Learning to Suggest Breaks: Sustainable Optimization of Long-Term User Engagement

TL;DR

This paper introduces a novel framework for learning optimal break policies in recommendation systems to enhance long-term user engagement and digital well-being, using a dynamical systems approach and optimal control theory.

Contribution

It models recommendation dynamics as a Lotka-Volterra system and develops an efficient learning algorithm with theoretical guarantees for optimal break scheduling.

Findings

Effective learning algorithm for break policies

Theoretical guarantees for policy optimality

Empirical validation on semi-synthetic data

Abstract

Optimizing user engagement is a key goal for modern recommendation systems, but blindly pushing users towards increased consumption risks burn-out, churn, or even addictive habits. To promote digital well-being, most platforms now offer a service that periodically prompts users to take breaks.

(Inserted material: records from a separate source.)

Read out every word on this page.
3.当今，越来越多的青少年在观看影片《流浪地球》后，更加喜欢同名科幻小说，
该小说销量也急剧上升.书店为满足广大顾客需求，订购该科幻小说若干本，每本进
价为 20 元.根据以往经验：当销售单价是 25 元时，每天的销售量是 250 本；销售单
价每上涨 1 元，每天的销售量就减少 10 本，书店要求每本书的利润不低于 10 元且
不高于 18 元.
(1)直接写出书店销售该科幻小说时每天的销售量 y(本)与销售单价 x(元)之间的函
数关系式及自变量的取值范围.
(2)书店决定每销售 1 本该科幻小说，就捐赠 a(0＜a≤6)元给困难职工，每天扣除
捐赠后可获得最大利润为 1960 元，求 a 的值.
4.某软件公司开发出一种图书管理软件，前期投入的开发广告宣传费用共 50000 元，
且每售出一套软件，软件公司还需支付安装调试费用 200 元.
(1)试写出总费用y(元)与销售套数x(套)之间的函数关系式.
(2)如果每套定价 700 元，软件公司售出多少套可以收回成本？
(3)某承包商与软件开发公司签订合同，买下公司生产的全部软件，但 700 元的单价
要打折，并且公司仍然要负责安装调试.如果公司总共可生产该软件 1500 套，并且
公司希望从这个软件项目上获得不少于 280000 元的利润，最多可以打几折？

These, however, must be set up manually, and so may be suboptimal for both users and the system. In this paper, we study the role of breaks in recommendation, and propose a framework for learning optimal breaking policies that promote and sustain long-term engagement. Based on the notion that recommendation dynamics are susceptible to both positive and negative feedback, we cast recommendation as a Lotka-Volterra dynamical system, where breaking reduces to a problem of optimal control. We then give an efficient learning algorithm, provide theoretical guarantees, and empirically demonstrate the utility of our approach on semi-synthetic data.